Chief Security Officer at BeyondTrust, overseeing the company’s security and governance for corporate and cloud-based solutions.
It’s a new year and a time for resolutions. Some people will resolve to eat better or exercise more, and others shed bad habits. For me, I resolve to go passwordless (or as much as possible) in 2023. The million-dollar question is how can I, or anyone else, actually achieve this and not compromise security? In fact, the end goal should be to improve your security and lower the risk of being hacked.
To get started, let’s first consider your passwords. What are they and where do you use them? To answer this, there are three primary locations where we use passwords:
1. Operating Systems: These are typically used to log into the operating system after booting, rebooting, changing sensitive settings or installing updates.
2. Websites: Any secure website from banking to commerce may require a password to authenticate identity. Security-conscience websites have added one form or another, including multifactor authentication or basic two-factor authentication.

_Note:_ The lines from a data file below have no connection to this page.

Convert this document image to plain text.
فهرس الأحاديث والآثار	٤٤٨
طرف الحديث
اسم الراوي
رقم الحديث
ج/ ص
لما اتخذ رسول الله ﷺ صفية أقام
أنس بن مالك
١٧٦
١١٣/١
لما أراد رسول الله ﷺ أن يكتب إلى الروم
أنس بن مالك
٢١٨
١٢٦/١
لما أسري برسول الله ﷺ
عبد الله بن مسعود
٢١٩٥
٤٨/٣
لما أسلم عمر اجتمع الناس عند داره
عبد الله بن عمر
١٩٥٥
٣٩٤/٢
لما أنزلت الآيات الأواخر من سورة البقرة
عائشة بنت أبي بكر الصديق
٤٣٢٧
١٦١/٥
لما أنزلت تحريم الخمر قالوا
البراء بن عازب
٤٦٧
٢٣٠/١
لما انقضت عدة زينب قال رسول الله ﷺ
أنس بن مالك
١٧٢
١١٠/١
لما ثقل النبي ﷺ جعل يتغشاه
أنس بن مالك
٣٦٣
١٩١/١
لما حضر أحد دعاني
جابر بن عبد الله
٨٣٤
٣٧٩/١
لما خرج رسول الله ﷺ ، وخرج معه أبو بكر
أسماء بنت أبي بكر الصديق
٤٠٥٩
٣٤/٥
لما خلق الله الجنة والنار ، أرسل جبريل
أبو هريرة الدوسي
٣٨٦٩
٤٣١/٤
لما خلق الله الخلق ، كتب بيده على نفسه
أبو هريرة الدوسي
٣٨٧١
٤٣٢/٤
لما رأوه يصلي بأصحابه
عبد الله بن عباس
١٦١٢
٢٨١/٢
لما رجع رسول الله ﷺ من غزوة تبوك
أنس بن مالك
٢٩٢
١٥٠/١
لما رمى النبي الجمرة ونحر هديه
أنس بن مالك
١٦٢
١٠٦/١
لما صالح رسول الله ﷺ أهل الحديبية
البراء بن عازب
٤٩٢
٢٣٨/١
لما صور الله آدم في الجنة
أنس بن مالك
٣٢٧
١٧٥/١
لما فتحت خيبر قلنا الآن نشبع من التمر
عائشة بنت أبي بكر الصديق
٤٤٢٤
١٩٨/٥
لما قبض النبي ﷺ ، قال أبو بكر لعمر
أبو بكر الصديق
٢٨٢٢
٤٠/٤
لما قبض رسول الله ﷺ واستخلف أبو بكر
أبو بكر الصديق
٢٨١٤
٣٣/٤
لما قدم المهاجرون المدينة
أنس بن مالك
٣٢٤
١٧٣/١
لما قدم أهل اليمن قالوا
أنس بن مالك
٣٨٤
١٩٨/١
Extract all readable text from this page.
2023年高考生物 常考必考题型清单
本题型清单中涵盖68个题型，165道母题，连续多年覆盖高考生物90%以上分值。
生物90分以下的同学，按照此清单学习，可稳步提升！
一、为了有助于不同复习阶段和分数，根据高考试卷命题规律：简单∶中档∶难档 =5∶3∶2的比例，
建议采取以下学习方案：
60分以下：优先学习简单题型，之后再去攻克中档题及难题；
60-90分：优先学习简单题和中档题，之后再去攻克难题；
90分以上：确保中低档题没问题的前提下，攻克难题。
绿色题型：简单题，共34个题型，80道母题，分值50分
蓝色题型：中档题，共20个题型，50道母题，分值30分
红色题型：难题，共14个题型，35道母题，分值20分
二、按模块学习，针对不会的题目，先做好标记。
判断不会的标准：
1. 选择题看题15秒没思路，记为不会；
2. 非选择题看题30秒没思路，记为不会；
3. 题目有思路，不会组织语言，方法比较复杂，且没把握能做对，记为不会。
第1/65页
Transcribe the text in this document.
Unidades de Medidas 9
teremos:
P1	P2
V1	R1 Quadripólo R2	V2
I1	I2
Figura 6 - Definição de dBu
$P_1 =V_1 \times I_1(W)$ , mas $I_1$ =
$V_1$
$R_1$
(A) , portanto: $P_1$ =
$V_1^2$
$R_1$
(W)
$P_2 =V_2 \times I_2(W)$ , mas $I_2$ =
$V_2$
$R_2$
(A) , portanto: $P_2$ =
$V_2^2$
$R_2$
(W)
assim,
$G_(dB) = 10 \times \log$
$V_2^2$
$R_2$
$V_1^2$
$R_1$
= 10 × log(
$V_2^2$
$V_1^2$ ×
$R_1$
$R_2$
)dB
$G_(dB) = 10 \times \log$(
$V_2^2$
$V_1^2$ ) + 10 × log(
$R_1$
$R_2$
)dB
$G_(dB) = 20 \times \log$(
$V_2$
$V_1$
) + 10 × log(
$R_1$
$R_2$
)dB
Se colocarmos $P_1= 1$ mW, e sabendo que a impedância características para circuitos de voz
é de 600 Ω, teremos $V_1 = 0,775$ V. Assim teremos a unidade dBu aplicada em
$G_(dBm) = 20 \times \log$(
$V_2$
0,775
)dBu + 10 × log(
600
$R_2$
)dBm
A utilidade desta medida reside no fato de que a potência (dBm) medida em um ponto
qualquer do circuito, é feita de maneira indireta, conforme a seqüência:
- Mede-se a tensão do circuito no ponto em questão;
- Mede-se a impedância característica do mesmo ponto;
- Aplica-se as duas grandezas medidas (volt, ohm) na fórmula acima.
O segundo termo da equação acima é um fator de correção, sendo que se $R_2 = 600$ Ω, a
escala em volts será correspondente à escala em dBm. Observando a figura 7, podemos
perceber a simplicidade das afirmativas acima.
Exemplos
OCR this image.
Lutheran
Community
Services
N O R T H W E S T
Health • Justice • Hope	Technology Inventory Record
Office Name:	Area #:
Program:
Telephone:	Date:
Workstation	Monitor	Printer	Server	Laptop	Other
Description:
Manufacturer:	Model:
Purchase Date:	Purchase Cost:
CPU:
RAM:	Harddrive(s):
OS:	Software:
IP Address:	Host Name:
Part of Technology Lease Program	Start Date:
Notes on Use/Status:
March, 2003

3. Locally Installed Applications: Some locally installed applications may require a password to access data or perform sensitive operations. These passwords are typically placed on the file like a spreadsheet or for a local client that authenticates across the network in a client-server architecture.
With these in mind, the technique to remove passwords varies based on your personal technology stack. Please consider:
• Microsoft Windows: Microsoft Windows users have the ability to store passwords and secrets within their browser (e.g., MS Edge and Google Chrome) and within Microsoft Hello technology that uses biometrics for identity verification. Microsoft Hello can be used during all aspects of runtime, including when the operating system boots.
• Apple Mac: Apple Mac users can leverage Apple’s touch ID technology to access Apple’s iCloud Keychain for password storage and automatic retrieval. It’s important to note that this only works during the normal runtime of macOS. A password is still required during the initial macOS boot process.
• Android: For Android users, the fragmentation of the Google Android market has left passwordless technology up to third-party vendors and Android phone manufacturers. Although the base operating system APIs (application programming interfaces) support passwordless implementations, a universal approach for password managers or biometrics isn’t present.
• iPhone/iPad: iPhone or iPad users can leverage a myriad of built-in technology from Apple, including pin codes, touch ID and biometric facial recognition, depending on the phone or tablet model. Similar to Macs, pin codes are typically required on any reboot, sensitive updates or application purchase (unless biometrics is explicitly turned on). During normal operations, touch ID or biometrics can manage passwordless authentication. In addition, Apple has created an application for Windows to share browser-based passwords when a user has an iPhone and a Windows computer.
• Generic: Regardless of device and vendor, third-party solutions have filled the gap to create passwordless solutions when manufacturers have fallen short or you use a mixed variety of vendors. These are password managers, biometric devices using industry standards like FIDO and privileged-access management solutions. These solutions support installations on a wide variety of devices and operating system versions in order to synchronize passwords or provide password obfuscation via injection to minimize exposure.
With these basics in mind, let’s apply your platform to operating systems, websites and applications. Most users have a mixed ecosystem, such as a Windows computer and an Apple iPhone. Based on each manufacturer’s solutions, you can use Microsoft Hello via biometrics for authentication on the device and share passwordless technology using iCloud Keychain across your iPhone and Windows browser (MS Edge or Chrome). For Android and Windows users, third-party password managers provide the best approach for sharing passwords across their devices while leveraging Microsoft Hello for their Windows devices.
If you have a platform bias (like me) and try to use all one vendor (like Apple technology), you can eliminate almost all of your passwords with native technology built into the devices without licensing any third-party solutions. iCloud Keychain allows you to sync passwords across all devices and auto-inject them into the operating system, browser and applications when a password field is detected. If you take advantage of the technology to recommend a complex unique password for every entry, you can maximize your protection and lower risk by observing security best practices and having a unique password for every instance.
It’s important to note that Apple isn’t the only vendor that offers these capabilities—many third-party solutions, including enterprise-ready privileged-access management solutions, contain these capabilities for businesses. Apple, however, is the only vendor that offers it across all devices; Microsoft doesn’t have a phone-based operating system and relies on Android for its mobile phones. In these cases, a third-party application has been added to manage passwords and achieve passwordless management goals.
For me, achieving a passwordless goal is being made easy by my preferred vendor. One at a time, I’m changing all my passwords for every site and application I visit to complex versions and allowing my password manager to store the solutions. When I visit a new website, for example, I don’t know the password; rather, the operating system and password manager automatically inject it and allow me to authenticate without a single keystroke. My biometrics validates my identity and the software performs the rest.
If you’re tired of remembering passwords, too, and want to achieve a better level of security for your daily online habits, consider going passwordless. The only caveat is that you may need newer devices and operating systems (at a cost) to achieve these goals natively. If you have older systems, third-party applications can help achieve similar goals via software but without the benefit of having built-in biometrics. You’ll essentially use one master password to secure all other passwords. This isn’t a bad approach, but with modern technology, there’s a better way.